Das Endspiel um den Euro hat begonnen, und vor dem EU-Gipfel wird Angela Merkel entscheiden müssen, ob und wie Deutschland in der Lage ist, die Gemeinschaftswährung zu retten, warnt die Süddeutsche Zeitung.

Veröffentlicht am 26 Juni 2012 um 14:26
"Komm schon, Angela, schieß zurück!"

Die Zukunft des Euro hängt nicht an Italien. Sie hängt auch nicht an Spanien, Portugal, Irland, Zypern oder gar Griechenland. Wie und ob es weitergeht mit der gemeinsamen Währung, wird sich in Deutschland entscheiden und nirgends sonst. Berlin ist heute der Kern der Krise. Im Finanzministerium und in der Bundesbank dürfte diese Erkenntnis geläufig sein, öffentlich wird das Thema aber noch längst nicht mit der nötigen Offenheit diskutiert: Nur Deutschland kann den Großteil der Lasten tragen, die mit der Rettung des Euro verbunden sind. Die Frage ist, ob die Deutschen das wollen und auch, wie lange sie es noch können.
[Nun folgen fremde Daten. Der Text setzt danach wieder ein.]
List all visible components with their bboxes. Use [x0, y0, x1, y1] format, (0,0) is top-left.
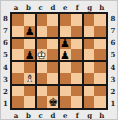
square-e7[interactable] — [59, 26, 71, 38]
square-f4[interactable] — [71, 61, 83, 73]
square-a5[interactable] — [12, 49, 24, 61]
square-h4[interactable] — [94, 61, 106, 73]
square-g3[interactable] — [83, 73, 95, 85]
square-d4[interactable] — [47, 61, 59, 73]
square-a8[interactable] — [12, 14, 24, 26]
file-label-a: a — [10, 111, 22, 120]
square-a6[interactable] — [12, 38, 24, 50]
white-king-outline: ♔ — [36, 49, 46, 61]
square-c4[interactable] — [36, 61, 48, 73]
rank-label-5: 5 — [108, 49, 118, 61]
rank-label-8: 8 — [1, 12, 10, 24]
square-h7[interactable] — [94, 26, 106, 38]
square-d2[interactable] — [47, 85, 59, 97]
square-b1[interactable] — [24, 96, 36, 108]
square-h3[interactable] — [94, 73, 106, 85]
square-e3[interactable] — [59, 73, 71, 85]
square-g8[interactable] — [83, 14, 95, 26]
file-label-d: d — [47, 111, 59, 120]
square-a2[interactable] — [12, 85, 24, 97]
square-e8[interactable] — [59, 14, 71, 26]
white-bishop-outline: ♗ — [25, 73, 35, 85]
rank-labels-left: 87654321 — [1, 12, 10, 110]
rank-label-1: 1 — [1, 98, 10, 110]
square-d7[interactable] — [47, 26, 59, 38]
square-c3[interactable] — [36, 73, 48, 85]
square-b3[interactable]: ♝♗ — [24, 73, 36, 85]
square-c5[interactable]: ♚♔ — [36, 49, 48, 61]
square-d1[interactable]: ♚ — [47, 96, 59, 108]
square-g5[interactable] — [83, 49, 95, 61]
rank-label-2: 2 — [1, 86, 10, 98]
square-c1[interactable] — [36, 96, 48, 108]
square-e5[interactable]: ♟ — [59, 49, 71, 61]
square-f1[interactable] — [71, 96, 83, 108]
square-b8[interactable] — [24, 14, 36, 26]
square-f5[interactable] — [71, 49, 83, 61]
rank-label-7: 7 — [108, 24, 118, 36]
black-pawn: ♟ — [25, 50, 35, 61]
square-f6[interactable] — [71, 38, 83, 50]
square-a7[interactable] — [12, 26, 24, 38]
square-e1[interactable] — [59, 96, 71, 108]
square-g7[interactable] — [83, 26, 95, 38]
square-a4[interactable] — [12, 61, 24, 73]
square-g4[interactable] — [83, 61, 95, 73]
square-e4[interactable] — [59, 61, 71, 73]
square-c2[interactable] — [36, 85, 48, 97]
black-pawn: ♟ — [60, 50, 70, 61]
square-h6[interactable] — [94, 38, 106, 50]
square-e2[interactable] — [59, 85, 71, 97]
square-g1[interactable] — [83, 96, 95, 108]
square-f2[interactable] — [71, 85, 83, 97]
rank-labels-right: 87654321 — [108, 12, 118, 110]
square-b2[interactable] — [24, 85, 36, 97]
chess-board: ♟♟♟♚♔♟♝♗♚ — [10, 12, 108, 110]
square-b5[interactable]: ♟ — [24, 49, 36, 61]
rank-label-8: 8 — [108, 12, 118, 24]
black-king: ♚ — [48, 97, 58, 108]
rank-label-3: 3 — [1, 73, 10, 85]
square-f7[interactable] — [71, 26, 83, 38]
square-d3[interactable] — [47, 73, 59, 85]
black-pawn: ♟ — [25, 26, 35, 37]
square-h2[interactable] — [94, 85, 106, 97]
square-a3[interactable] — [12, 73, 24, 85]
square-c7[interactable] — [36, 26, 48, 38]
square-f3[interactable] — [71, 73, 83, 85]
rank-label-4: 4 — [108, 61, 118, 73]
square-g6[interactable] — [83, 38, 95, 50]
square-c6[interactable] — [36, 38, 48, 50]
square-d6[interactable] — [47, 38, 59, 50]
file-labels-bottom: abcdefgh — [10, 111, 108, 120]
square-e6[interactable]: ♟ — [59, 38, 71, 50]
rank-label-6: 6 — [108, 37, 118, 49]
square-a1[interactable] — [12, 96, 24, 108]
rank-label-6: 6 — [1, 37, 10, 49]
chess-diagram: abcdefgh abcdefgh 87654321 87654321 ♟♟♟♚… — [0, 0, 118, 120]
white-king: ♚♔ — [36, 50, 46, 61]
square-h8[interactable] — [94, 14, 106, 26]
file-label-c: c — [35, 111, 47, 120]
file-label-e: e — [59, 111, 71, 120]
rank-label-3: 3 — [108, 73, 118, 85]
square-c8[interactable] — [36, 14, 48, 26]
white-bishop: ♝♗ — [25, 73, 35, 84]
square-f8[interactable] — [71, 14, 83, 26]
file-label-g: g — [84, 111, 96, 120]
black-pawn: ♟ — [60, 38, 70, 49]
square-b6[interactable] — [24, 38, 36, 50]
square-h5[interactable] — [94, 49, 106, 61]
rank-label-4: 4 — [1, 61, 10, 73]
square-d5[interactable] — [47, 49, 59, 61]
file-label-h: h — [96, 111, 108, 120]
square-d8[interactable] — [47, 14, 59, 26]
file-label-f: f — [71, 111, 83, 120]
square-b4[interactable] — [24, 61, 36, 73]
file-label-b: b — [22, 111, 34, 120]
square-h1[interactable] — [94, 96, 106, 108]
square-g2[interactable] — [83, 85, 95, 97]
rank-label-2: 2 — [108, 86, 118, 98]
rank-label-1: 1 — [108, 98, 118, 110]
rank-label-5: 5 — [1, 49, 10, 61]
square-b7[interactable]: ♟ — [24, 26, 36, 38]
rank-label-7: 7 — [1, 24, 10, 36]
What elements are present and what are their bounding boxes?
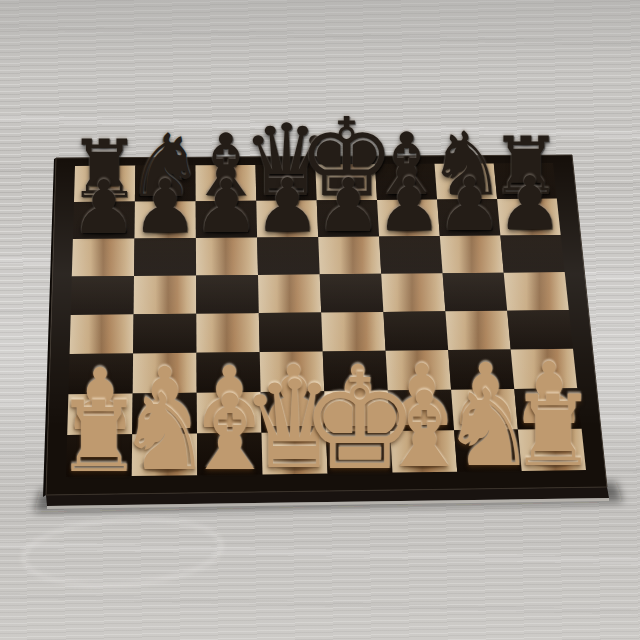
piece-white-rook-h1[interactable]: ♜ [509, 382, 597, 480]
piece-black-pawn-a7[interactable]: ♟ [71, 171, 137, 245]
piece-black-pawn-c7[interactable]: ♟ [193, 170, 259, 244]
square-c5[interactable] [196, 275, 259, 314]
photo-scene: ♜♞♝♛♚♝♞♜♟♟♟♟♟♟♟♟♟♟♟♟♟♟♟♟♜♞♝♛♚♝♞♜ [0, 0, 640, 640]
piece-black-pawn-g7[interactable]: ♟ [436, 168, 502, 242]
square-d5[interactable] [258, 274, 321, 313]
piece-black-pawn-f7[interactable]: ♟ [376, 168, 442, 242]
piece-black-pawn-e7[interactable]: ♟ [315, 169, 381, 243]
square-f5[interactable] [381, 273, 445, 312]
square-a5[interactable] [71, 276, 134, 315]
square-a4[interactable] [70, 314, 134, 354]
square-b4[interactable] [133, 314, 196, 354]
square-c4[interactable] [196, 313, 259, 353]
square-h5[interactable] [504, 272, 569, 311]
square-g5[interactable] [443, 273, 508, 312]
piece-black-pawn-d7[interactable]: ♟ [254, 169, 320, 243]
piece-black-pawn-h7[interactable]: ♟ [497, 167, 563, 241]
square-e5[interactable] [320, 274, 384, 313]
piece-black-pawn-b7[interactable]: ♟ [132, 170, 198, 244]
square-b5[interactable] [134, 275, 197, 314]
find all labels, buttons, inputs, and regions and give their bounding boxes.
Unmittelbar vor einem weiteren schwierigen EU-Gipfel liefert dies für Politik und Öffentlichkeit in Deutschland Anlass, nüchtern zu kalkulieren und abzuwägen: Was wird uns die Rettung des Euro noch kosten, ökonomisch ebenso wie politisch? Und was würde ein Scheitern kosten, also die Desintegration der Euro-Zone, in welcher Form auch immer? Welche Risiken würden sich in beiden Fällen materialisieren, in den Bilanzen der Banken und der Deutschen Bundesbank? Welche Folgen würde ein Scheitern für die Position Deutschlands innerhalb Europas haben? Soll und kann die Bundeskanzlerin andererseits weiterhin als Zuchtmeisterin Europas auftreten?

Die Bürger haben Angst um ihr Geld

Beobachtern aus dem Ausland fällt auf, dass die Deutschen die Debatte über den Euro oft in erstaunlichem Maße moralisch führen: 'Wie kommen wir dazu, den Griechen ihre Rente mit 45 zu bezahlen?' Solche Fragen liegen nahe, aber sie sind irrelevant - noch ist kein Euro aus Deutschland in das griechische Rentensystem geflossen. Es wird daher Zeit, die Debatte auf eine ökonomische und eine verfassungsrechtliche Ebene zu heben.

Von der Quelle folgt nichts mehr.